At first, this baffled me. Of all of the great music artists available to grace their ears with genuinely good music, Jason Derulo is the import they selected?
Then, it hit me. Of course, they like Jason Derulo. His music straddles that line between dance, R&B, and pop that feels diverse enough to people that don’t actually know any better. Plus, he dresses like a middle aged Euro DJ at Ultra. Europe lets men DJ until they’re about 65 and their hearing is long gone. The elderly are valued dearly there.
I immediately had flashbacks to being in clubs in Europe and yes, the soundtrack often included Jason Derulo mixed in with some Euro artists that loved to randomly add in somewhat dated American slang into their songs. To be honest, I didn’t mind because it was nice to see a group of French people singing about “bling bling.” The pure joy was contagious. But Jason Derulo!? That’s where I must draw the line.
Also, middle aged white women like Jason Derulo, but that goes back to Jason feeling diverse enough to people that don’t actually know any better.

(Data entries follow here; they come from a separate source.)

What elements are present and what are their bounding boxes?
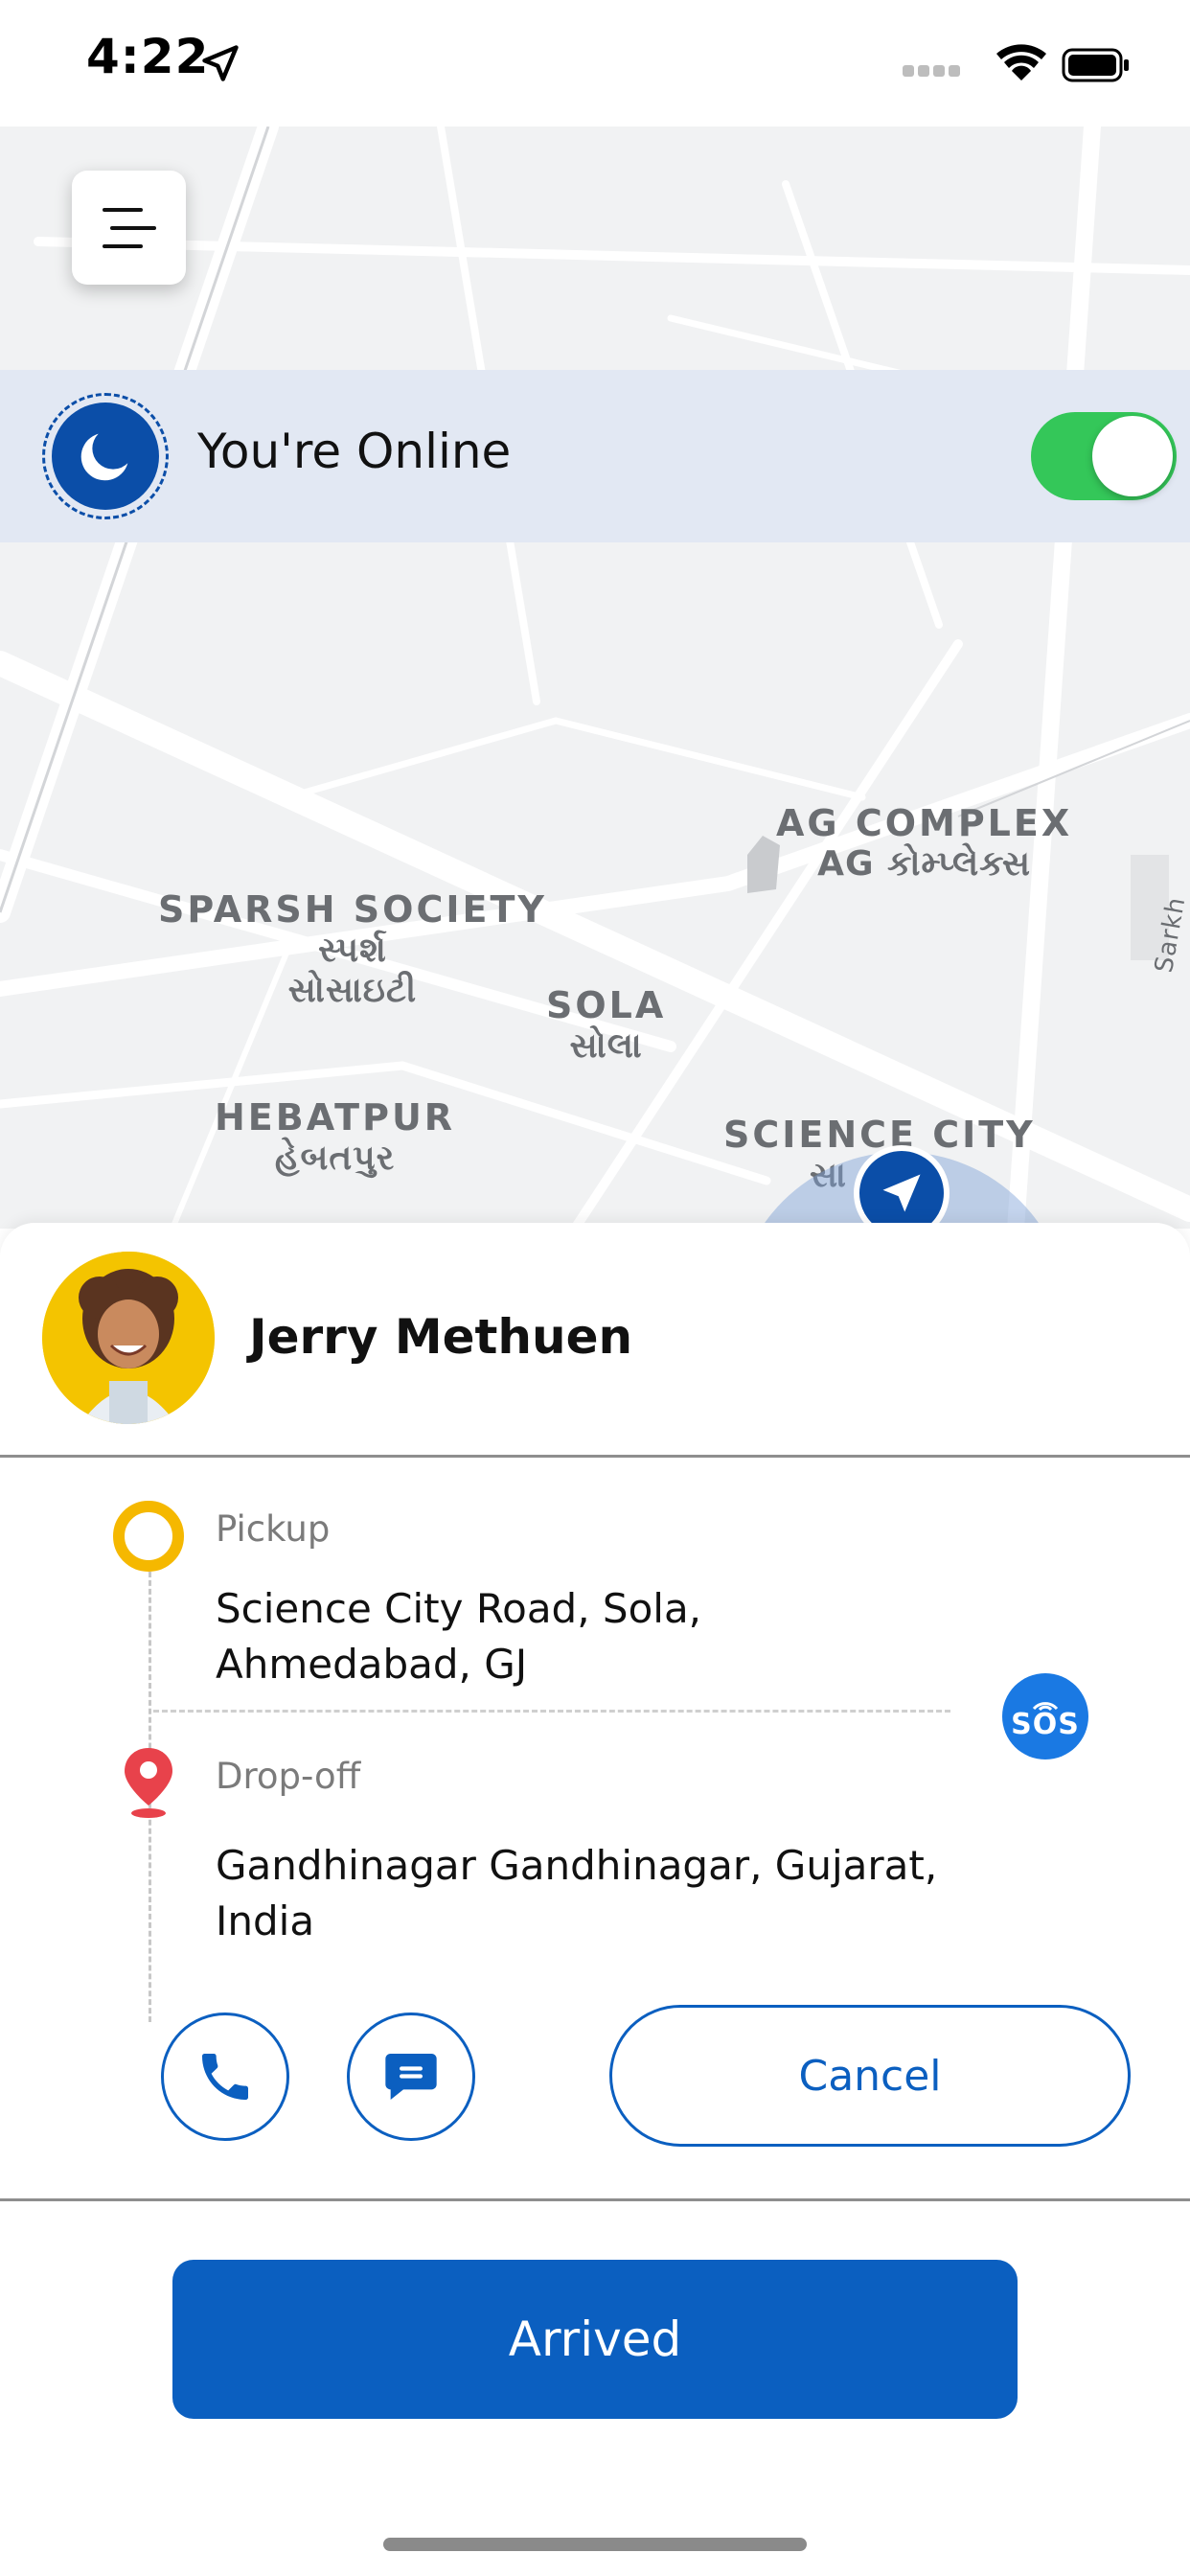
pickup-address: Science City Road, Sola, Ahmedabad, GJ bbox=[216, 1585, 702, 1688]
dropoff-address: Gandhinagar Gandhinagar, Gujarat, India bbox=[216, 1842, 938, 1944]
map-view[interactable]: AG COMPLEX AG કોમ્પ્લેક્સ SPARSH SOCIETY… bbox=[0, 126, 1190, 1229]
status-time: 4:22 bbox=[86, 29, 210, 84]
chat-icon bbox=[385, 2054, 437, 2100]
rider-name: Jerry Methuen bbox=[249, 1309, 633, 1365]
arrived-button[interactable]: Arrived bbox=[172, 2260, 1018, 2419]
online-status-banner: You're Online bbox=[0, 370, 1190, 542]
chat-button[interactable] bbox=[347, 2012, 475, 2141]
map-label-hebatpur: HEBATPUR હેબતપુર bbox=[215, 1096, 456, 1178]
home-indicator[interactable] bbox=[383, 2538, 807, 2551]
cancel-button[interactable]: Cancel bbox=[609, 2005, 1131, 2147]
map-label-sola: SOLA સોલા bbox=[546, 984, 667, 1066]
online-toggle[interactable] bbox=[1031, 412, 1177, 500]
online-status-text: You're Online bbox=[197, 424, 512, 479]
dropoff-label: Drop-off bbox=[216, 1756, 361, 1797]
pickup-label: Pickup bbox=[216, 1508, 331, 1550]
call-button[interactable] bbox=[161, 2012, 289, 2141]
status-indicators bbox=[903, 44, 1133, 90]
battery-icon bbox=[1062, 48, 1129, 82]
map-label-ag-complex: AG COMPLEX AG કોમ્પ્લેક્સ bbox=[776, 802, 1073, 884]
map-pin-icon bbox=[125, 1748, 172, 1818]
location-services-icon bbox=[202, 45, 239, 81]
sos-label: SOS bbox=[1011, 1708, 1080, 1741]
moon-icon bbox=[80, 433, 128, 481]
online-status-badge bbox=[42, 393, 169, 519]
menu-button[interactable] bbox=[72, 171, 186, 285]
phone-icon bbox=[202, 2054, 248, 2100]
trip-sheet: Jerry Methuen Pickup Science City Road, … bbox=[0, 1223, 1190, 2576]
divider bbox=[0, 2198, 1190, 2201]
address-separator bbox=[153, 1710, 950, 1713]
toggle-knob bbox=[1092, 416, 1173, 496]
menu-icon bbox=[102, 207, 156, 248]
sos-button[interactable]: SOS bbox=[1002, 1673, 1088, 1760]
divider bbox=[0, 1455, 1190, 1458]
pickup-marker-icon bbox=[113, 1501, 184, 1572]
wifi-icon bbox=[996, 44, 1046, 80]
map-label-sparsh-society: SPARSH SOCIETY સ્પર્શ સોસાઇટી bbox=[158, 888, 547, 1010]
signal-icon bbox=[903, 65, 960, 77]
status-bar: 4:22 bbox=[0, 0, 1190, 126]
avatar bbox=[42, 1252, 215, 1424]
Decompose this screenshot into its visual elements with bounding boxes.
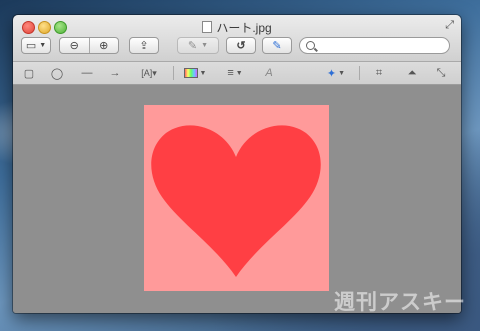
pencil-icon: ✎ <box>187 40 198 52</box>
sidebar-view-icon: ▭ <box>25 40 37 52</box>
heart-image <box>144 105 329 291</box>
share-button[interactable]: ⇪ <box>129 37 159 54</box>
document-icon <box>202 21 213 33</box>
oval-tool-icon[interactable]: ◯ <box>49 65 65 81</box>
rectangle-tool-icon[interactable]: ▢ <box>21 65 37 81</box>
line-style-tool-icon[interactable]: ≡ ▼ <box>223 65 247 81</box>
zoom-out-icon[interactable]: ⊖ <box>60 39 89 52</box>
window-title: ハート.jpg <box>13 19 461 36</box>
chevron-down-icon: ▼ <box>39 42 47 49</box>
fullscreen-icon[interactable]: ⤢ <box>445 19 454 32</box>
window-title-text: ハート.jpg <box>216 21 272 35</box>
annotate-button[interactable]: ✎ ▼ <box>177 37 219 54</box>
zoom-in-icon[interactable]: ⊕ <box>90 39 119 52</box>
search-field[interactable] <box>299 37 450 54</box>
arrow-tool-icon[interactable]: → <box>107 65 123 81</box>
markup-toolbar: ▢ ◯ — → [A]▾ ▼ ≡ ▼ A ✦ ▼ ⌗ ⏶ ⤡ <box>13 62 461 85</box>
rotate-button[interactable]: ↺ <box>226 37 256 54</box>
chevron-down-icon: ▼ <box>201 42 209 49</box>
title-bar: ハート.jpg ⤢ ▭ ▼ ⊖ ⊕ ⇪ ✎ ▼ ↺ ✎ <box>13 15 461 62</box>
instant-alpha-tool-icon[interactable]: ✦ ▼ <box>321 65 351 81</box>
heart-shape <box>151 125 321 277</box>
edit-toolbar-button[interactable]: ✎ <box>262 37 292 54</box>
view-menu-button[interactable]: ▭ ▼ <box>21 37 51 54</box>
adjust-size-tool-icon[interactable]: ⤡ <box>433 65 449 81</box>
zoom-control: ⊖ ⊕ <box>59 37 119 54</box>
adjust-color-tool-icon[interactable]: ⏶ <box>403 65 421 81</box>
line-tool-icon[interactable]: — <box>79 65 95 81</box>
share-icon: ⇪ <box>139 40 149 52</box>
image-canvas <box>13 85 461 313</box>
search-icon <box>306 41 315 50</box>
watermark-text: 週刊アスキー <box>334 290 466 314</box>
rotate-icon: ↺ <box>236 40 246 52</box>
crop-tool-icon[interactable]: ⌗ <box>371 65 387 81</box>
preview-window: ハート.jpg ⤢ ▭ ▼ ⊖ ⊕ ⇪ ✎ ▼ ↺ ✎ ▢ ◯ — → [A]▾… <box>13 15 461 313</box>
font-tool-icon[interactable]: A <box>261 65 277 81</box>
color-tool-icon[interactable]: ▼ <box>183 65 207 81</box>
search-input[interactable] <box>318 39 447 54</box>
text-box-tool-icon[interactable]: [A]▾ <box>133 65 165 81</box>
edit-toolbar-icon: ✎ <box>272 40 282 52</box>
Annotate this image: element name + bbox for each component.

You may be sitting at home or in your car or in a field somewhere (I don’t know where you read your blogs) wondering why I would waste time even bothering to talk so extensively about something I hate irrationally. You may even be wondering why you’ve endured this useless rant for as long as you have. That’s some soul searching you’ll have to do on your own time, I’m afraid. Jason Derulo isn’t harming anyone with his music and if I don’t like it, I can choose to simply ignore it.
And I do.
Here’s the thing and I hope you find yourself relating… although, chances are you do if you’ve made it this far: I have a lot of time on my hands. Yes, I could be solving real problems and working toward tangible goals or making TikToks I’ll be embarrassed about in two years but I’d rather spend just a few moments of my day being completely ridiculous thinking and talking about things that have zero meaning and purpose to my every day.
There’s a lot going on in the world and there’s even more pressure, sometimes self-inflicted, to constantly be working, producing, creating, exercising, eating, hanging out, etc. Some people say a good cry helps. I argue a good irrational hate helps. Direct your negative energy into something that doesn’t know or care that you exist.
For your health.
I implore you all to find it in your heart to irrationally hate today. But only dumb things like making music that sounds like it would be better suited for the Sims. Hating individuals based on things they cannot help such as their skin color or physical appearance or handicap is just flat out ignorance and frankly, stupid. We have evolved well beyond that, baby.